Há algo de errado com essa forma de julgar: para as mulheres parecem realmente não valer a disponibilidade para o perdão, a prática da ternura, a distinção entre pecado e crime.
IHU
Realmente parece que ainda teremos que esperar para obter do Papa Francisco um olhar de verdadeira compreensão para com as mulheres. Tivemos a prova disso na longa e interessante entrevista concedida em espanhol a Nicole Winfield, correspondente da Associated Press. Os temas abordados são tantos - a morte de Bento XVI, a liberdade de criticar o pontífice, a próxima viagem à África, a guerra na Ucrânia, os abusos, o caso Rupnik - mas entre as declarações do Papa Bergoglio a que foi imediatamente lançada, e que repercutiu no mundo inteiro, é a frase em que o Papa diz que “ser homossexual não é um crime. Não é um crime. Sim, mas é pecado. Bem, primeiro vamos distinguir entre pecado e crime. Mas é pecado também a falta de caridade para com o próximo”, acrescentou. Referindo-se aos bispos de países onde a homossexualidade é considerada um crime, Francisco disse que “até o bispo tem um caminho de conversão”, e acrescentou: “Mas ternura, por favor, ternura, como Deus tem para cada um de nós”. Afirmações totalmente compartilháveis, certamente inspiradas por um sentimento de misericórdia e, de fato, as mídias exultaram com essa nova abertura.
O comentário é de Lucetta Scaraffia, historiadora italiana, membro do Comitê Italiano de Bioética e professora da Universidade de Roma La Sapienza, publicado por La Stampa, 26-01-2023. A tradução é de Luisa Rabolini.

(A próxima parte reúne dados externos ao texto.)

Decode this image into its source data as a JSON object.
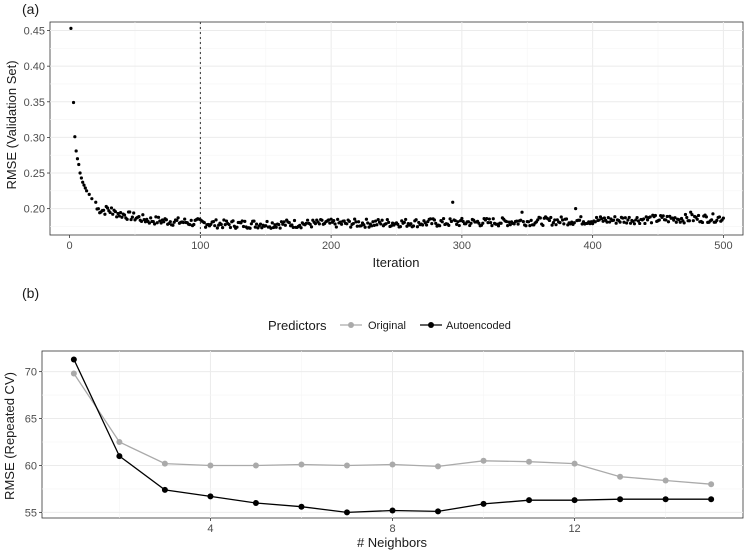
{
  "chart_data": [
    {
      "panel_label": "(a)",
      "type": "scatter",
      "xlabel": "Iteration",
      "ylabel": "RMSE (Validation Set)",
      "xlim": [
        -15,
        515
      ],
      "ylim": [
        0.163,
        0.462
      ],
      "xticks": [
        0,
        100,
        200,
        300,
        400,
        500
      ],
      "yticks": [
        0.2,
        0.25,
        0.3,
        0.35,
        0.4,
        0.45
      ],
      "ytick_labels": [
        "0.20",
        "0.25",
        "0.30",
        "0.35",
        "0.40",
        "0.45"
      ],
      "vline_x": 100,
      "grid": true,
      "point_color": "#000000",
      "highlights": [
        {
          "x": 1,
          "y": 0.453
        },
        {
          "x": 3,
          "y": 0.349
        },
        {
          "x": 4,
          "y": 0.301
        },
        {
          "x": 5,
          "y": 0.281
        },
        {
          "x": 6,
          "y": 0.27
        },
        {
          "x": 7,
          "y": 0.262
        },
        {
          "x": 8,
          "y": 0.25
        },
        {
          "x": 9,
          "y": 0.243
        },
        {
          "x": 10,
          "y": 0.237
        },
        {
          "x": 11,
          "y": 0.233
        },
        {
          "x": 12,
          "y": 0.229
        },
        {
          "x": 13,
          "y": 0.225
        },
        {
          "x": 15,
          "y": 0.22
        },
        {
          "x": 17,
          "y": 0.214
        },
        {
          "x": 20,
          "y": 0.209
        },
        {
          "x": 293,
          "y": 0.209
        },
        {
          "x": 387,
          "y": 0.2
        },
        {
          "x": 346,
          "y": 0.195
        },
        {
          "x": 475,
          "y": 0.195
        },
        {
          "x": 28,
          "y": 0.203
        },
        {
          "x": 32,
          "y": 0.201
        }
      ],
      "noise_summary": {
        "start": 20,
        "end": 500,
        "level_start": 0.2,
        "level_mid": 0.178,
        "level_end": 0.187,
        "spread": 0.006
      }
    },
    {
      "panel_label": "(b)",
      "type": "line",
      "xlabel": "# Neighbors",
      "ylabel": "RMSE (Repeated CV)",
      "x": [
        1,
        2,
        3,
        4,
        5,
        6,
        7,
        8,
        9,
        10,
        11,
        12,
        13,
        14,
        15
      ],
      "xlim": [
        0.3,
        15.7
      ],
      "ylim": [
        54.4,
        72.2
      ],
      "xticks": [
        4,
        8,
        12
      ],
      "yticks": [
        55,
        60,
        65,
        70
      ],
      "grid": true,
      "legend": {
        "title": "Predictors",
        "position": "top"
      },
      "series": [
        {
          "name": "Original",
          "color": "#aaaaaa",
          "values": [
            69.8,
            62.5,
            60.2,
            60.0,
            60.0,
            60.1,
            60.0,
            60.1,
            59.9,
            60.5,
            60.4,
            60.2,
            58.8,
            58.4,
            58.0
          ]
        },
        {
          "name": "Autoencoded",
          "color": "#000000",
          "values": [
            71.3,
            61.0,
            57.4,
            56.7,
            56.0,
            55.6,
            55.0,
            55.2,
            55.1,
            55.9,
            56.3,
            56.3,
            56.4,
            56.4,
            56.4
          ]
        }
      ]
    }
  ]
}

Mas para as mulheres que abortam, por outro lado, essa distinção entre crime e pecado não vale: de fato, a instituição eclesiástica sanciona severamente os países que descriminalizam o aborto, considerando-o um crime contra a vida. E nesse caso as leis devem punir a pecadora. Mas o próprio Papa denuncia severamente quem faz aborto, porque já disse várias vezes que é como recorrer a um assassino de aluguel para resolver um problema. Precisamente isso seria o aborto para o Papa Francisco. Tanto é assim que a mulher que aborta é excomungada latae sententiae, automaticamente, ou seja, sem necessidade de uma providência que leve em conta a gravidade do caso específico. Mas também quem abusa de um menor é automaticamente excomungado apenas no caso do abuso ocorrer durante a confissão, e se o sacerdote absolver aquele que é considerado seu cúmplice na transgressão do sexto mandamento, que impõe não cometer atos impuros. Caso contrário, é um pecado simples, que por isso mesmo não se recomenda denunciar à justiça civil.
Não, há algo de errado com essa forma de julgar: para as mulheres parecem realmente não valer a disponibilidade para o perdão, a prática da ternura, a distinção entre pecado e crime. E certamente não basta colocar algumas mulheres aqui e ali em posições de prestígio dentro da igreja para mudar uma situação tão injusta e inaceitável. De fato, a misericórdia não deve ser exercida de vez em quando, mas deve se estender a todos.